Se habla mucho de que la cepa detectada en Barcelona no es muy virulenta. ¿Es realmente así?
La deleción identificada en la cepa Sp25 podría estar asociada a una menor virulencia, como se ha demostrado en otras cepas con deleciones afectando está región. No obstante, hay ejemplos de cepas muy virulentas con deleciones similares, y por tanto no es concluyente. La virulencia de la cepa Sp25 solo se podrá valorar cuando se realice una infección experimental en cerdos o jabalíes, bajo condiciones controladas.
La única certeza que tenemos ahora mismo es que es una cepa letal en jabalíes y que el patrón de enfermedad observado es comparable al descrito en otros brotes europeos causados por cepas clasificadas como de elevada virulencia.

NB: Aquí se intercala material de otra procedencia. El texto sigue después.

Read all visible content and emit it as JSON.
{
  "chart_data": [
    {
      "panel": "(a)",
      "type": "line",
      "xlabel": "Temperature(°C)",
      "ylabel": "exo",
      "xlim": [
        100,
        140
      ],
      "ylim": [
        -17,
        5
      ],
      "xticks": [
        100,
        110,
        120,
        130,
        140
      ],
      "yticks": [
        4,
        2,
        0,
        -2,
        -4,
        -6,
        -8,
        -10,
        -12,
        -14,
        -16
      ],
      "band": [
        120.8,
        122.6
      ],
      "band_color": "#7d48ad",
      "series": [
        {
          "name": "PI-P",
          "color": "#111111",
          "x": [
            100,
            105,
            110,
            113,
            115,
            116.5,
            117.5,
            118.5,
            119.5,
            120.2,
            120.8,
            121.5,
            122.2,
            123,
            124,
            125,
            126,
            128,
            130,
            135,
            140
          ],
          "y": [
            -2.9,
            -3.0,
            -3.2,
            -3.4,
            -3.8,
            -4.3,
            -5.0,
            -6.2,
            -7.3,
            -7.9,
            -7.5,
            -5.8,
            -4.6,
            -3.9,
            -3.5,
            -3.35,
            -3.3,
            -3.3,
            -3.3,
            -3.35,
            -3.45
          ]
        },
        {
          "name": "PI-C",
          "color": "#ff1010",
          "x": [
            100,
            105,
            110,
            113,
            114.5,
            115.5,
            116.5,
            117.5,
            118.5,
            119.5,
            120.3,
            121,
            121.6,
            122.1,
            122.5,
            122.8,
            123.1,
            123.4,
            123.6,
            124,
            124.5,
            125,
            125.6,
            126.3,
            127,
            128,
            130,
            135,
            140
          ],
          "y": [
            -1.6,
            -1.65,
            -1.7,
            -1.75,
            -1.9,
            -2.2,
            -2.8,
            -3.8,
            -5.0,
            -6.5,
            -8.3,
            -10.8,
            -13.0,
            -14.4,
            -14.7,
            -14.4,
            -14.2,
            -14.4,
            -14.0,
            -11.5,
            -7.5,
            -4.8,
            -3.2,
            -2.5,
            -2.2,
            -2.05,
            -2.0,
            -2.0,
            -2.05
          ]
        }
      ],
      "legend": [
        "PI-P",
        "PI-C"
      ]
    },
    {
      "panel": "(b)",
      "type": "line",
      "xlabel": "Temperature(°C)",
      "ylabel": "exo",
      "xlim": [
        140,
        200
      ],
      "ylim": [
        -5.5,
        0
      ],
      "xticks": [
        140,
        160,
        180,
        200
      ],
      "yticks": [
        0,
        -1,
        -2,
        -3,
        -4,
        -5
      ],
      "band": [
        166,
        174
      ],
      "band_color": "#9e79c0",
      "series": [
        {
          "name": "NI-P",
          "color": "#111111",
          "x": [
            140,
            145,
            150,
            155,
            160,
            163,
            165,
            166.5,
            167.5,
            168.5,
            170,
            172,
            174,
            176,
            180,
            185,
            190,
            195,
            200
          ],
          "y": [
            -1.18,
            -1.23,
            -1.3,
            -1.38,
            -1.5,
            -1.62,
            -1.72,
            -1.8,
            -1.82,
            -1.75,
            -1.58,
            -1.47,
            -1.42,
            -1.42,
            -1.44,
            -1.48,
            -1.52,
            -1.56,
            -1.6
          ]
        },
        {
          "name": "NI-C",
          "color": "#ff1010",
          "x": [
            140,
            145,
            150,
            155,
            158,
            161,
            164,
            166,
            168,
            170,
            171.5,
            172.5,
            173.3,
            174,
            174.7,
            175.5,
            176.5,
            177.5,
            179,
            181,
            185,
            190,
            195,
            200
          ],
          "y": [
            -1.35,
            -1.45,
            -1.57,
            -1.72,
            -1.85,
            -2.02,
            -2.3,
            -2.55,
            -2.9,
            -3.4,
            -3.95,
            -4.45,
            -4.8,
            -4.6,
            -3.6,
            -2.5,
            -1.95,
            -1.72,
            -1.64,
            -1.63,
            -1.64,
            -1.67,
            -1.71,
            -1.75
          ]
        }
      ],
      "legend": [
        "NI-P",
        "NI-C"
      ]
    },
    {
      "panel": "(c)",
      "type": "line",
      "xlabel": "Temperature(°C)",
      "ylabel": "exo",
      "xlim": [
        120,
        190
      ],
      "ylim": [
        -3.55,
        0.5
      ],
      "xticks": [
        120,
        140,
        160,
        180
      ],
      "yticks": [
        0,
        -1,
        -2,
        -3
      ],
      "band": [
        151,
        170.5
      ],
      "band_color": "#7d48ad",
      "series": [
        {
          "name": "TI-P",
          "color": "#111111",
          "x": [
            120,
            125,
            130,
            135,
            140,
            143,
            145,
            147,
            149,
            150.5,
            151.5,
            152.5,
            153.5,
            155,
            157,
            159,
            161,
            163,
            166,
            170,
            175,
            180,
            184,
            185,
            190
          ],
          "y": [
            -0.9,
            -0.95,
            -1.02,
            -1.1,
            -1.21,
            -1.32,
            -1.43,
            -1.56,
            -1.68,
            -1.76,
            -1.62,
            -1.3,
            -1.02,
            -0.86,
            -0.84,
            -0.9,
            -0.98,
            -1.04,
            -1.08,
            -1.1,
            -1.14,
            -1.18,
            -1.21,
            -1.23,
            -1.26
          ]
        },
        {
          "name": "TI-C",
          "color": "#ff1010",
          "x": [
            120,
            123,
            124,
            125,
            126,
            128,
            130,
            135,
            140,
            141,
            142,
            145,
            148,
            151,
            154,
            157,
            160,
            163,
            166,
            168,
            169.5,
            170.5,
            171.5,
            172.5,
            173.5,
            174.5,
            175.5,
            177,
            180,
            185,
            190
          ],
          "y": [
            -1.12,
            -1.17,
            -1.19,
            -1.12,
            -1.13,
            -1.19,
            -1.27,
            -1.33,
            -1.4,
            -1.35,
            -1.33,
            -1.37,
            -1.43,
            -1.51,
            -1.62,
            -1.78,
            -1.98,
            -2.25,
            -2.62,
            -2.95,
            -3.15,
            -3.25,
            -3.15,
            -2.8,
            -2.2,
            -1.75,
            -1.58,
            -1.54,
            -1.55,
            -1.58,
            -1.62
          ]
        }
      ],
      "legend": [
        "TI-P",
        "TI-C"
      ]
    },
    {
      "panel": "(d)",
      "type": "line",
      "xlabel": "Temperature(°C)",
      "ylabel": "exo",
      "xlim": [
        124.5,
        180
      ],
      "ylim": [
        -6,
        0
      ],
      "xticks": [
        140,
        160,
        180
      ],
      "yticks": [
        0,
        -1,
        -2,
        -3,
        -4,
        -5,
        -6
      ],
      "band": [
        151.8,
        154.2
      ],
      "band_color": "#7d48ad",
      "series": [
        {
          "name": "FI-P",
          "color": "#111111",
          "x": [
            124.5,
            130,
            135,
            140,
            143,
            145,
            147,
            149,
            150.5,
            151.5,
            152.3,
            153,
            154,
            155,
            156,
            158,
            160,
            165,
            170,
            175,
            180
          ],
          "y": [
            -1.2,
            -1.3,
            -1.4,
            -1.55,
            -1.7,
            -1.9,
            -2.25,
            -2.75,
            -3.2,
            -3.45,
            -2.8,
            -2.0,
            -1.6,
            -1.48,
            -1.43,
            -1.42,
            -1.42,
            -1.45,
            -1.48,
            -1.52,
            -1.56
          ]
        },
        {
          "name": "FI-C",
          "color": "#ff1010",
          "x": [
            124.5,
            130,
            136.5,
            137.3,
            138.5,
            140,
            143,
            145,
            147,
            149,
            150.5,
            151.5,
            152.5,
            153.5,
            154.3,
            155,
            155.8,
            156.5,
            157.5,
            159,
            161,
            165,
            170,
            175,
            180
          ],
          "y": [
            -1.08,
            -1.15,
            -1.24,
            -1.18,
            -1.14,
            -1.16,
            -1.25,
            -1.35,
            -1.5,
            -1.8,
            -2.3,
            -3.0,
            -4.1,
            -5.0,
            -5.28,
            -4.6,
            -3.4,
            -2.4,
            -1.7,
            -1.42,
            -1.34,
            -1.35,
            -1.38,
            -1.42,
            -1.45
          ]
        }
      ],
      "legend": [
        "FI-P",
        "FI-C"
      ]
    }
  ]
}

En la figura 2 podemos observar una reconstrucción temporal de los casos de jabalíes en el presente brote de PPA, teniendo en cuenta que la fecha de hallazgo del cadáver no suele coincidir con la fecha de la muerte del animal. En cada caso, se presenta un intervalo temporal plausible de la muerte del jabalí, estimado a partir del estado de conservación del cadáver. Así, pese a que la fecha exacta de las primeras muertes no se puede determinar con precisión, los intervalos estimados en el caso de los primeros cadáveres nos indican que la mortalidad asociada al brote se inició meses antes de la detección del primer caso, probablemente, alrededor del mes de septiembre. Así, el VPPA circuló sin ser detectado durante un periodo inicial, factiblemente de manera baja pero sostenida hasta que fue detectada. La fase inicial del brote, de progresión lenta, corresponde a la introducción y establecimiento del VPPA en la población de jabalíes, seguida de una fase epidémica en la que se observa un cambio en la pendiente de la curva. Cabe destacar, que esta evolución del brote no dista mucho de la observada en brotes recientes en Europa.